Sonko et diomaye : quand la dualité au sommet du Sénégal se fissure
La scène politique du Sénégal, souvent rythmée par des luttes d’influence, vient de subir un tournant majeur. Après des mois de collaboration apparemment solide, le tandem formé par Bassirou Diomaye Faye, président de la République, et Ousmane Sonko, son Premier ministre, montre des signes évidents de fracture. Cette évolution, loin d’être anodine, s’inscrit dans une logique où les intérêts divergent malgré des ambitions initialement communes.
En politique, les alliances se nouent et se dénouent au gré des priorités du moment. Rien n’est jamais gravé dans le marbre, si ce n’est l’instabilité des équilibres.
Leur collaboration, qui devait incarner une nouvelle ère pour le pouvoir exécutif sénégalais, est aujourd’hui remise en cause. Le 22 mai, une décision officielle a scellé la fin de cette expérience bicéphale : le président a destitué son Premier ministre et dissous le gouvernement. Pourtant, les tensions étaient perceptibles bien avant cette annonce.
Dès le rassemblement du 8 novembre 2025, des craquelures sont apparues dans l’édifice commun. Puis, le 2 mai 2026, une rencontre entre les deux hommes a levé toute ambiguïté. Le chef de l’État a pointé du doigt une « personnalisation excessive » du pouvoir autour de Sonko, révélant ainsi des désaccords profonds sur la gestion du pouvoir.
une alliance née sous le signe de la complémentarité, minée par la rivalité
L’histoire de ce duo remonte à un moment charnière. Sonko, dont la candidature avait été invalidée, a choisi Diomaye comme porte-drapeau pour porter les couleurs de leur mouvement, le PASTEF. Une alliance contre nature, mais qui a fonctionné dans un premier temps grâce à une répartition des rôles : l’un apportait la légitimité politique, l’autre assurait la stabilité institutionnelle. Une formule qui semblait idéale pour défier l’ordre politique traditionnel.
Pourtant, le grand meeting du 8 novembre 2025 a révélé les limites de cette symbiose. Les slogans fusionnels comme « Sonko mooy Diomaye » (Sonko est Diomaye) ont commencé à s’effriter, laissant place à des expressions plus personnelles comme « Sonko est Sonko ». Une évolution qui reflète une réalité : l’unité proclamée n’était qu’une façade.
Cette dualité au sommet s’explique aussi par les contraintes constitutionnelles. Dans un régime présidentiel comme celui du Sénégal, l’autorité ne se partage pas. Les articles 42 à 52 de la Constitution définissent clairement les prérogatives de chaque acteur, transformant leur complémentarité initiale en une rivalité subtile mais bien réelle.

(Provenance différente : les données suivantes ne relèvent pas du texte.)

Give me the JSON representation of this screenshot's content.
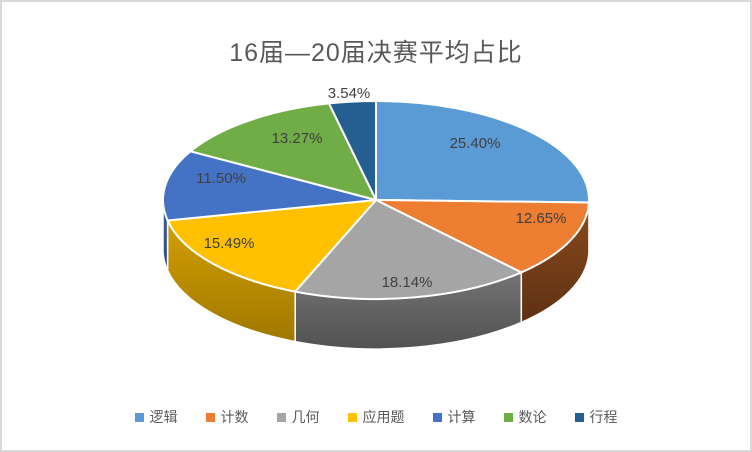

Diomaye, en tant que président, incarne l’institution, tandis que Sonko, en tant que chef de parti, reste un tribun mobilisateur. Deux postures qui, selon les travaux du sociologue Pierre Bourdieu, façonnent leurs actions et leurs discours bien plus que l’inverse.
Cette tension s’est encore accentuée lorsque Diomaye a démissionné de ses fonctions au sein du PASTEF, marquant ainsi une séparation nécessaire entre les rôles de chef de l’État et ceux de chef de parti. Une décision qui illustre la difficulté de concilier leadership institutionnel et leadership partisan.
quand le pouvoir se fragmente : l’illusion d’une gouvernance indivisible
Le fonctionnement de ce tandem rappelle les principes de la mécanique des fluides : deux corps de masses différentes ne peuvent occuper un même espace sans créer des forces opposées. Ici, Sonko apporte une légitimité populaire incontestable, tandis que Diomaye, par ses décrets et décisions, matérialise les aspirations du projet politique en les ancrant dans le droit. Mais cette dynamique est fragile.
Si Sonko prend trop d’ampleur, il empiète sur le domaine réservé du président. Si Diomaye se replie sur lui-même, il perd la légitimité que lui confère Sonko. Ils sont prisonniers d’un système où le pouvoir circule entre la Primature et le palais présidentiel, alimentant une rivalité douce mais persistante.
Leur relation illustre un phénomène récurrent en politique : le syndrome du numéro deux. Un allié fidèle devient un rival potentiel dès qu’il perçoit une opportunité de briller par lui-même. Diomaye, désormais installé dans le fauteuil présidentiel, incarne une menace pour Sonko, dont l’ambition reste intacte. Cette paranoïa réciproque annonce une période de turbulence, où chaque décision peut être interprétée comme une provocation.
Ce qui se joue aujourd’hui au sommet de l’État sénégalais n’est pas seulement une crise de gouvernance. C’est la démonstration que les alliances politiques, même construites sur des fondations solides, restent soumises aux aléas des ambitions et des rapports de force.